Zwei Punkte hebt er hervor: Die Logistik mit zwei Bushallen in Zollikon und Oetwil sei schwierig, etwa wenn Chauffeure am selben Tag zwischen den beiden Standorten pendeln müssten. «Aber man musste wohl lange nach einem geeigneten Standort suchen, denn an der Goldküste will niemand ein Busdepot errichten. Da baut man lieber Eigentumswohnungen, aber sicher keine Busgarage.» Sollte dereinst im neuen Betrieb eine Störung auftreten, die den Austausch eines Busses erforderte, könnte es zu langen Wartezeiten kommen, bis ein Bus von Oetwil am Bellevue sei.
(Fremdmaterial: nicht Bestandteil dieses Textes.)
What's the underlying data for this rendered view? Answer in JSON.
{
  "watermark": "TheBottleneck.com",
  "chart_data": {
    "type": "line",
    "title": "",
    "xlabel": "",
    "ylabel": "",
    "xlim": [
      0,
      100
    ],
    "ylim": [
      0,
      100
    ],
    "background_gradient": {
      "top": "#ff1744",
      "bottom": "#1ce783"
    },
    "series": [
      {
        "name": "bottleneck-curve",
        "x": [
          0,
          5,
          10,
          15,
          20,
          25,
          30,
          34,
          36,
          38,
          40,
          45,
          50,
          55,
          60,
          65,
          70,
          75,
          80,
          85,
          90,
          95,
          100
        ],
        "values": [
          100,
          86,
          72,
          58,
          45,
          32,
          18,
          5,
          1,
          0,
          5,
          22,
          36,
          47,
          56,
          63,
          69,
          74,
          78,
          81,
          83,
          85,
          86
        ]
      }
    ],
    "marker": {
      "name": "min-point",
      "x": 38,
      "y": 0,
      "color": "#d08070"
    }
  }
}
Als zweiten Punkt nennt er das in seinen Augen relativ hohe Durchschnittsalter des aktuellen Chauffeur-Teams, das es zu übernehmen gilt: «Es ist gut, langjährige Mitarbeiter zu haben. Aber wenn diese pensioniert werden, wo können ihre Nachfolger, die jungen Chauffeure, wohnen?» Gerade wenn man Schicht arbeite, mit drei bis fünf Stunden Pause, sei es wichtig, in der Nähe zu wohnen. Doch sei es sehr schwierig, für neue Chauffeure hier bezahlbare Wohnungen zu finden. Die Ausschreibung sei für alle in der Branche überraschend gekommen: «Das gab es schon lange nicht mehr, dass so viele Buslinien aufs Mal neu ausgeschrieben wurden. Wir schauen alle gebannt an die Goldküste. Ich bin sicher, es findet sich ein Betreiber.»
Judith Setz teilt diese Zuversicht: «Es gibt mehrere Interessenten. Wir sind zuversichtlich, eine neue geeignete Anbieterin zu finden.» Für die VBZ beginnt jetzt die Prüfung der eingegangenen Offerten. Voraussichtlich Anfang 2026 entscheiden sie über die Vergabe der Fahrleistungen zum Fahrplanwechsel Ende 2026. «Bis zur Bekanntgabe des Zuschlags ist das Verfahren nicht öffentlich», erklärt die Mediensprecherin. Somit wird auch nicht bekanntgegeben, wie viele Betreiber sich an der Ausschreibung beteiligt haben. Es heisst also weiter warten an der Haltestelle auf den Bus. Wer künftig an dessen Steuer sitzt, dürfte die Bevölkerung erst nächstes Jahr erfahren.